No one chased after him, tried to stop him or even spoke to him, and he felt good, strong as he strode away from the house and through the disintegrating crowd. He could smell the smoke, and he was glad the wind was fanning the flames.
He hoped the fire consumed Calhoun's house. Especially that evil boardroom and its horrid wall of ever-changing words.
Article Ninety.
He had the feeling that if that could be destroyed, all would be well.
What about the Stumpies ?
They would probably be killed--unless one of the volunteers in the house rescued them--but Barry found that he could live with that. They had already given most of their lives for the homeowners' association, and he had no doubt they would willingly sacrifice the rest if it would put an end to the excesses of the organization once and for all.
The people who only moments before had been trying to congratulate him were fleeing, running back to their homes in order to gather valuables or fight off fires. A fight broke out near Calhoun's flagpole. It was a free-for-all. Barry heard a loud, inhuman screech behind him, and he turned to see a well-coifed woman go down, shoved by an angry man in a suit and tie.
"Mr. Welch! Mr. Welch!" That despicable little toady Neil Campbell was running after him, without his clipboard for once, and Barry stopped to face the association flunky.
"I can help you," Campbell said breathlessly.
"With what?"
"Anything! I'm at the board's service! I'll be your right hand man!
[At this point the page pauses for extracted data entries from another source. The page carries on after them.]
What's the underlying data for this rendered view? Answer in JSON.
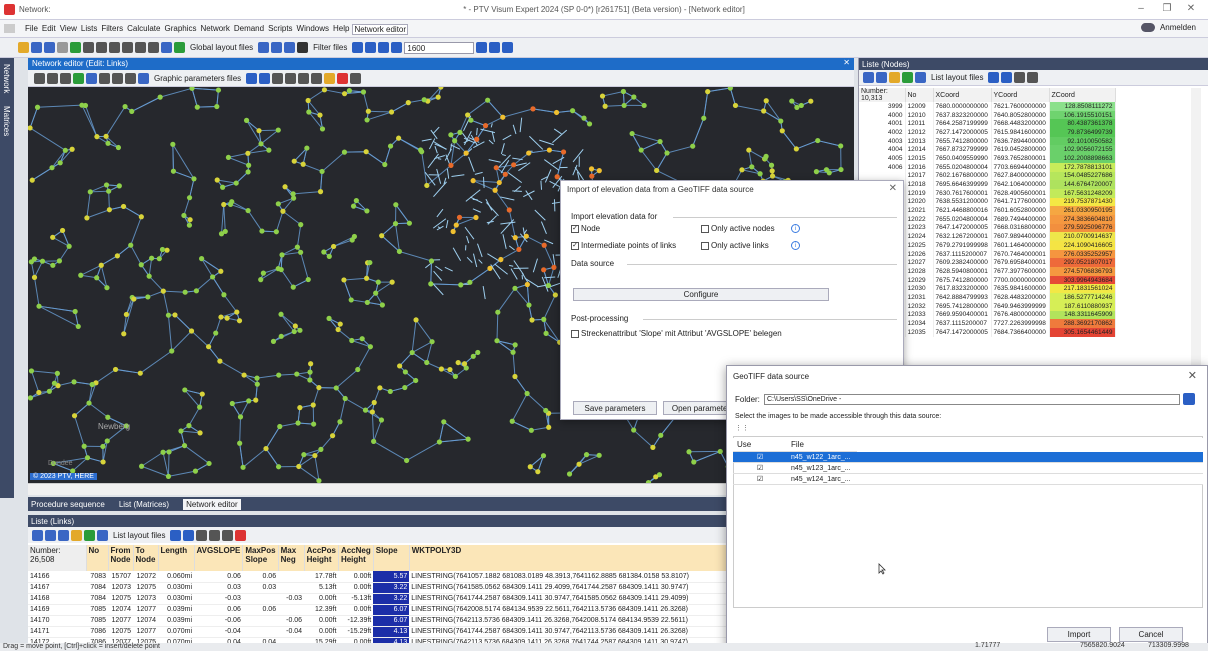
{
  "window": {
    "app_left": "Network:",
    "title": "* - PTV Visum Expert 2024 (SP 0-0*) [r261751] (Beta version) - [Network editor]"
  },
  "menu": [
    "File",
    "Edit",
    "View",
    "Lists",
    "Filters",
    "Calculate",
    "Graphics",
    "Network",
    "Demand",
    "Scripts",
    "Windows",
    "Help",
    "Network editor"
  ],
  "anmelden": "Anmelden",
  "toolbar": {
    "global_layout": "Global layout files",
    "filter_files": "Filter files",
    "zoom_value": "1600"
  },
  "leftstrip": {
    "network": "Network",
    "matrices": "Matrices"
  },
  "network_editor": {
    "title": "Network editor (Edit: Links)",
    "graphic_params": "Graphic parameters files",
    "copyright": "© 2023 PTV, HERE"
  },
  "bottom_tabs": [
    "Procedure sequence",
    "List (Matrices)",
    "Network editor"
  ],
  "map_labels": {
    "newberg": "Newberg",
    "dundee": "Dundee"
  },
  "links": {
    "title": "Liste (Links)",
    "list_layout": "List layout files",
    "number": "Number: 26,508",
    "columns": [
      "No",
      "From Node",
      "To Node",
      "Length",
      "AVGSLOPE",
      "MaxPos Slope",
      "Max Neg",
      "AccPos Height",
      "AccNeg Height",
      "Slope",
      "WKTPOLY3D"
    ],
    "rows": [
      [
        "14166",
        "7083",
        "15707",
        "12072",
        "0.060mi",
        "0.06",
        "0.06",
        "",
        "17.78ft",
        "0.00ft",
        "5.57",
        "LINESTRING(7641057.1882 681083.0189 48.3913,7641162.8885 681384.0158 53.8107)"
      ],
      [
        "14167",
        "7084",
        "12073",
        "12075",
        "0.030mi",
        "0.03",
        "0.03",
        "",
        "5.13ft",
        "0.00ft",
        "3.22",
        "LINESTRING(7641585.0562 684309.1411 29.4099,7641744.2587 684309.1411 30.9747)"
      ],
      [
        "14168",
        "7084",
        "12075",
        "12073",
        "0.030mi",
        "-0.03",
        "",
        "-0.03",
        "0.00ft",
        "-5.13ft",
        "3.22",
        "LINESTRING(7641744.2587 684309.1411 30.9747,7641585.0562 684309.1411 29.4099)"
      ],
      [
        "14169",
        "7085",
        "12074",
        "12077",
        "0.039mi",
        "0.06",
        "0.06",
        "",
        "12.39ft",
        "0.00ft",
        "6.07",
        "LINESTRING(7642008.5174 684134.9539 22.5611,7642113.5736 684309.1411 26.3268)"
      ],
      [
        "14170",
        "7085",
        "12077",
        "12074",
        "0.039mi",
        "-0.06",
        "",
        "-0.06",
        "0.00ft",
        "-12.39ft",
        "6.07",
        "LINESTRING(7642113.5736 684309.1411 26.3268,7642008.5174 684134.9539 22.5611)"
      ],
      [
        "14171",
        "7086",
        "12075",
        "12077",
        "0.070mi",
        "-0.04",
        "",
        "-0.04",
        "0.00ft",
        "-15.29ft",
        "4.13",
        "LINESTRING(7641744.2587 684309.1411 30.9747,7642113.5736 684309.1411 26.3268)"
      ],
      [
        "14172",
        "7086",
        "12077",
        "12075",
        "0.070mi",
        "0.04",
        "0.04",
        "",
        "15.29ft",
        "0.00ft",
        "4.13",
        "LINESTRING(7642113.5736 684309.1411 26.3268,7641744.2587 684309.1411 30.9747)"
      ]
    ]
  },
  "status": "Drag = move point, [Ctrl]+click = insert/delete point",
  "nodes": {
    "title": "Liste (Nodes)",
    "list_layout": "List layout files",
    "number": "Number: 10,313",
    "columns": [
      "No",
      "XCoord",
      "YCoord",
      "ZCoord"
    ],
    "rows": [
      [
        "3999",
        "12009",
        "7680.0000000000",
        "7621.7600000000",
        "128.8508111272",
        "#8be08b"
      ],
      [
        "4000",
        "12010",
        "7637.8323200000",
        "7640.8052800000",
        "106.1915510151",
        "#6fd36f"
      ],
      [
        "4001",
        "12011",
        "7664.2587199999",
        "7668.4483200000",
        "80.4387361378",
        "#55c655"
      ],
      [
        "4002",
        "12012",
        "7627.1472000005",
        "7615.9841600000",
        "79.8736499739",
        "#55c655"
      ],
      [
        "4003",
        "12013",
        "7655.7412800000",
        "7636.7894400000",
        "92.1010050582",
        "#62cc62"
      ],
      [
        "4004",
        "12014",
        "7667.8732799999",
        "7619.0452800000",
        "102.9056072155",
        "#6ad06a"
      ],
      [
        "4005",
        "12015",
        "7650.0409559990",
        "7693.7652800001",
        "102.2008898663",
        "#6ad06a"
      ],
      [
        "4006",
        "12016",
        "7655.0204800004",
        "7703.6694400000",
        "172.7878813101",
        "#c8ec5a"
      ],
      [
        "",
        "12017",
        "7602.1676800000",
        "7627.8400000000",
        "154.0485227686",
        "#b6e65c"
      ],
      [
        "",
        "12018",
        "7695.6646399999",
        "7642.1064000000",
        "144.6764720007",
        "#aee25e"
      ],
      [
        "",
        "12019",
        "7630.7617600001",
        "7628.4905600001",
        "167.5631248209",
        "#c2ea5a"
      ],
      [
        "",
        "12020",
        "7638.5531200000",
        "7641.7177600000",
        "219.7537871430",
        "#f4e844"
      ],
      [
        "",
        "12021",
        "7621.4468800016",
        "7601.6052800000",
        "261.0330950195",
        "#f5a742"
      ],
      [
        "",
        "12022",
        "7655.0204800004",
        "7689.7494400000",
        "274.3836604810",
        "#f59840"
      ],
      [
        "",
        "12023",
        "7647.1472000005",
        "7668.0316800000",
        "279.5925096776",
        "#f28f3e"
      ],
      [
        "",
        "12024",
        "7632.1267200001",
        "7607.9894400000",
        "210.0700914637",
        "#eee64a"
      ],
      [
        "",
        "12025",
        "7679.2791999998",
        "7601.1464000000",
        "224.1090416605",
        "#f4e444"
      ],
      [
        "",
        "12026",
        "7637.1115200007",
        "7670.7464000001",
        "276.0335252957",
        "#f5953f"
      ],
      [
        "",
        "12027",
        "7609.2382400000",
        "7679.6958400001",
        "292.0521807017",
        "#ee6a3a"
      ],
      [
        "",
        "12028",
        "7628.5940800001",
        "7677.3977600000",
        "274.5706836793",
        "#f59840"
      ],
      [
        "",
        "12029",
        "7675.7412800000",
        "7700.0000000000",
        "303.9964943684",
        "#e64a36"
      ],
      [
        "",
        "12030",
        "7617.8323200000",
        "7635.9841600000",
        "217.1831561024",
        "#f2e846"
      ],
      [
        "",
        "12031",
        "7642.8884799993",
        "7628.4483200000",
        "186.5277714246",
        "#d6ee56"
      ],
      [
        "",
        "12032",
        "7695.7412800000",
        "7649.9463999999",
        "187.6110880937",
        "#d6ee56"
      ],
      [
        "",
        "12033",
        "7669.9590400001",
        "7676.4800000000",
        "148.3311645909",
        "#b2e45c"
      ],
      [
        "",
        "12034",
        "7637.1115200007",
        "7727.2263999998",
        "288.3692170862",
        "#ef7a3c"
      ],
      [
        "",
        "12035",
        "7647.1472000005",
        "7684.7366400000",
        "305.1654461449",
        "#e44434"
      ]
    ]
  },
  "elev_dialog": {
    "title": "Import of elevation data from a GeoTIFF data source",
    "import_for": "Import elevation data for",
    "node": "Node",
    "only_active_nodes": "Only active nodes",
    "intermediate": "Intermediate points of links",
    "only_active_links": "Only active links",
    "data_source": "Data source",
    "configure": "Configure",
    "post": "Post-processing",
    "slope_attr": "Streckenattribut 'Slope' mit Attribut 'AVGSLOPE' belegen",
    "save": "Save parameters",
    "open": "Open parameters"
  },
  "geotiff": {
    "title": "GeoTIFF data source",
    "folder_label": "Folder:",
    "folder": "C:\\Users\\SS\\OneDrive -",
    "select": "Select the images to be made accessible through this data source:",
    "col_use": "Use",
    "col_file": "File",
    "files": [
      "n45_w122_1arc_...",
      "n45_w123_1arc_...",
      "n45_w124_1arc_..."
    ],
    "import": "Import",
    "cancel": "Cancel"
  },
  "bottom_right": {
    "v1": "1.71777",
    "v2": "7565820.9024",
    "v3": "713309.9998"
  }
}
Any investigations you want conducted, any houses you want kept under surveillance, any--"
"Neil?" Barry said.
"What?"
"Eat shit and bark at the moon."
Barry turned away, unable to keep the smile from his face as he walked purposefully out to the road. A pickup barreled by and seconds later rammed into a Jeep. From somewhere down the hill, a car alarm sounded.
Flickering flames could be seen through the trees, and the smell of smoke was everywhere.
Burn, baby, burn, Barry thought.
Still smiling, happier than he'd been for a long long time, he jogged up the lawn toward the road. Where the Suburban waited that would take him to Cedar City. And Maureen.